Son successeur Quim Torra a dénoncé devant la presse à Madrid « un procès qui n’aurait jamais eu lieu dans un État qui veut être considéré comme démocratique ».

En l’absence de Puigdemont, le principal prévenu est son ancien vice-président Oriol Junqueras, contre lequel le parquet a réclamé 25 ans de prison.

Des peines allant de 7 à 17 ans ont été requises contre les 11 autres accusés, dont l’ancienne présidente du Parlement catalan, plusieurs « ministres » régionaux et les responsables des puissantes associations indépendantistes ANC et Omnium Cultural.

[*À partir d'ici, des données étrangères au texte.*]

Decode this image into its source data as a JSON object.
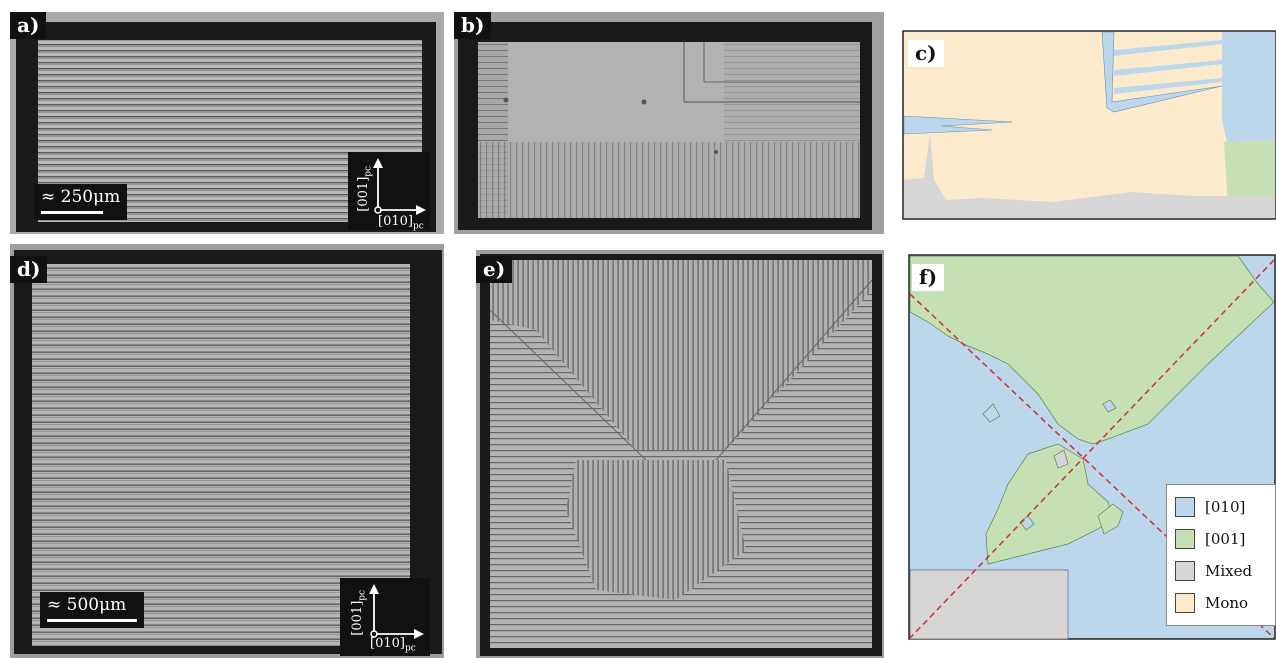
{
  "panels": {
    "a": {
      "label": "a)"
    },
    "b": {
      "label": "b)"
    },
    "c": {
      "label": "c)"
    },
    "d": {
      "label": "d)"
    },
    "e": {
      "label": "e)"
    },
    "f": {
      "label": "f)"
    }
  },
  "scalebars": {
    "a": "≈ 250μm",
    "d": "≈ 500μm"
  },
  "axes": {
    "vertical": "[001]",
    "horizontal": "[010]",
    "subscript": "pc"
  },
  "legend": [
    {
      "label": "[010]",
      "color": "#bcd6ec"
    },
    {
      "label": "[001]",
      "color": "#c5e0b4"
    },
    {
      "label": "Mixed",
      "color": "#d6d6d6"
    },
    {
      "label": "Mono",
      "color": "#fbeacb"
    }
  ],
  "colors": {
    "dashed_line": "#d0363a",
    "domain_010": "#bcd6ec",
    "domain_001": "#c5e0b4",
    "mixed": "#d6d6d6",
    "mono": "#fbeacb"
  }
}
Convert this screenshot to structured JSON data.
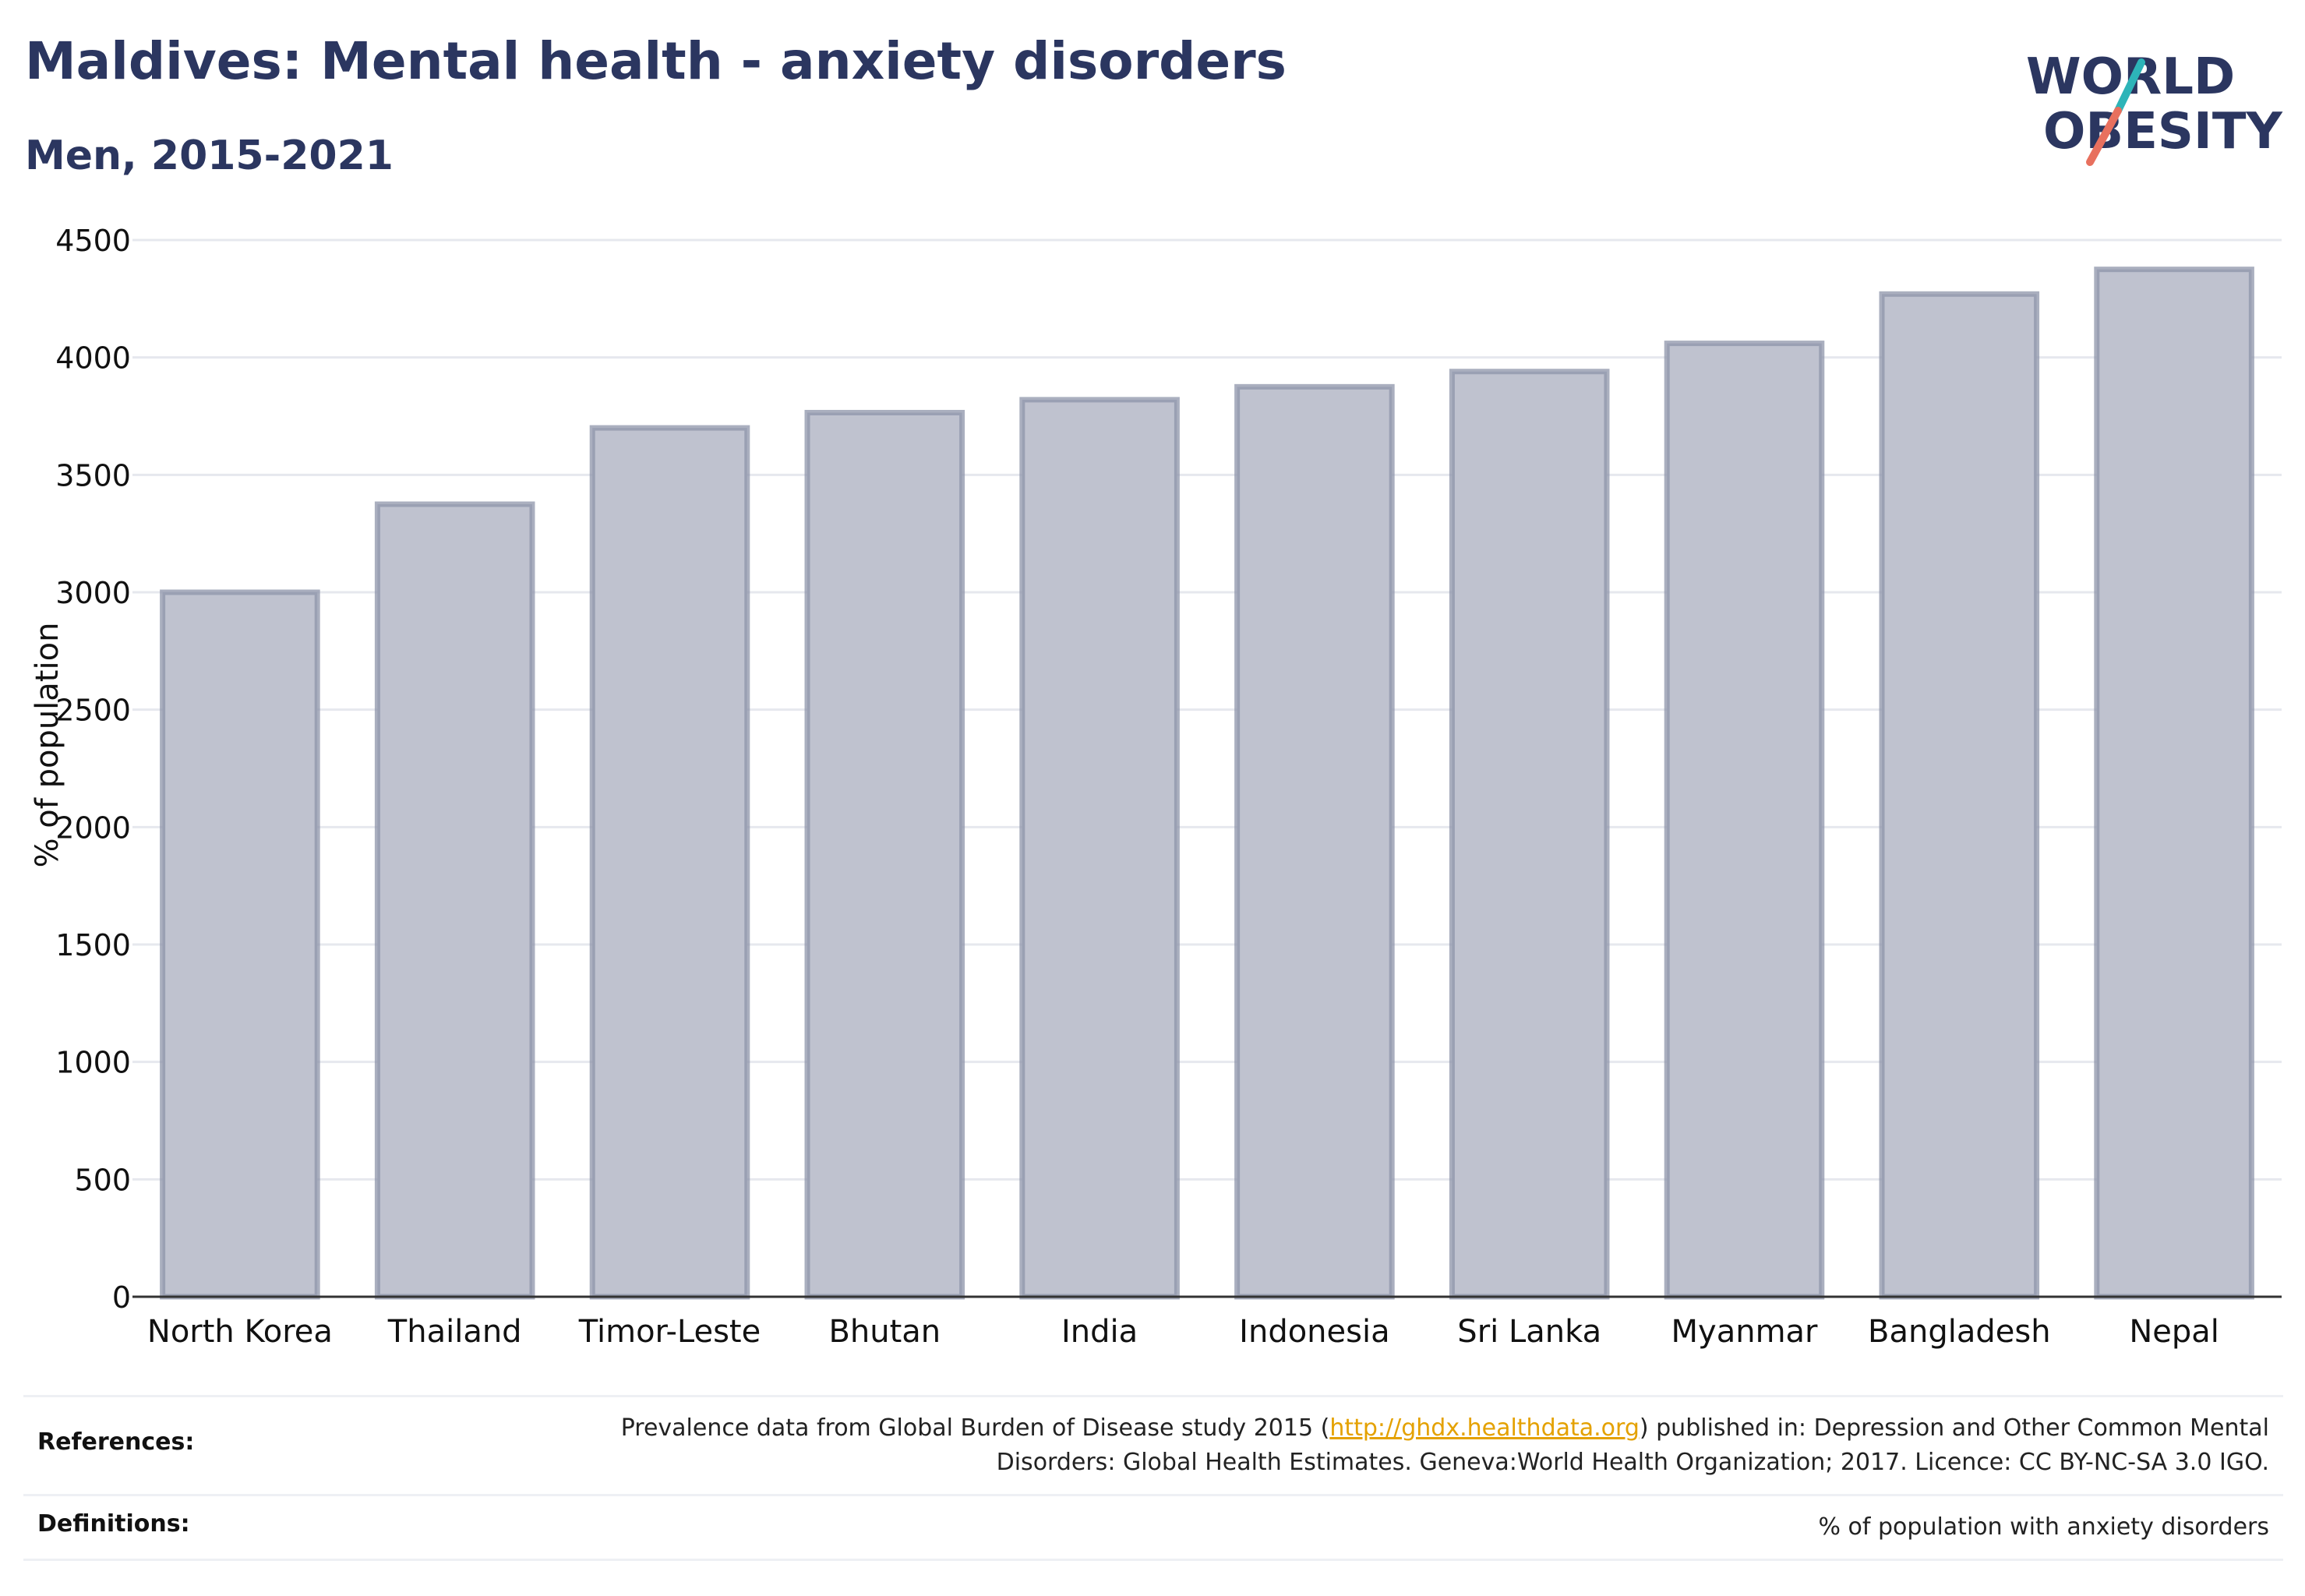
{
  "header": {
    "title": "Maldives: Mental health - anxiety disorders",
    "subtitle": "Men, 2015-2021"
  },
  "logo": {
    "line1": "WORLD",
    "line2": "OBESITY"
  },
  "colors": {
    "title": "#2b3660",
    "bar_fill": "#bfc2cf",
    "bar_stroke": "#8e94aa",
    "grid": "#e6e8ee",
    "axis": "#333333",
    "link": "#e4a100",
    "logo_teal": "#2db4b8",
    "logo_coral": "#e8705e"
  },
  "chart_data": {
    "type": "bar",
    "title": "Maldives: Mental health - anxiety disorders",
    "subtitle": "Men, 2015-2021",
    "ylabel": "% of population",
    "xlabel": "",
    "ylim": [
      0,
      4500
    ],
    "yticks": [
      0,
      500,
      1000,
      1500,
      2000,
      2500,
      3000,
      3500,
      4000,
      4500
    ],
    "grid": true,
    "categories": [
      "North Korea",
      "Thailand",
      "Timor-Leste",
      "Bhutan",
      "India",
      "Indonesia",
      "Sri Lanka",
      "Myanmar",
      "Bangladesh",
      "Nepal"
    ],
    "values": [
      3000,
      3375,
      3700,
      3765,
      3820,
      3875,
      3940,
      4060,
      4270,
      4375
    ]
  },
  "references": {
    "label": "References:",
    "text_before": "Prevalence data from Global Burden of Disease study 2015 (",
    "link": "http://ghdx.healthdata.org",
    "text_after": ") published in: Depression and Other Common Mental Disorders: Global Health Estimates. Geneva:World Health Organization; 2017. Licence: CC BY-NC-SA 3.0 IGO."
  },
  "definitions": {
    "label": "Definitions:",
    "text": "% of population with anxiety disorders"
  }
}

Les avocats de la défense ont dénoncé pendant plusieurs heures devant le tribunal le bien-fondé du procès et les violations présumées des droits fondamentaux des accusés dont neuf, comme Junqueras, sont poursuivis pour rébellion et incarcérés pour certains depuis plus d’un an.

Après avoir organisé, le 1er octobre 2017, un référendum d’autodétermination interdit par la justice, les séparatistes avaient proclamé le 27 octobre une république catalane indépendante.

Y a-t-il eu alors violence ? La question est au centre du procès, le chef d’accusation contesté de rébellion supposant un soulèvement violent.

Le parquet le soutient, mais les indépendantistes affirment, eux, que la seule violence a été celle des policiers le jour du référendum, dont les images ont fait le tour du monde.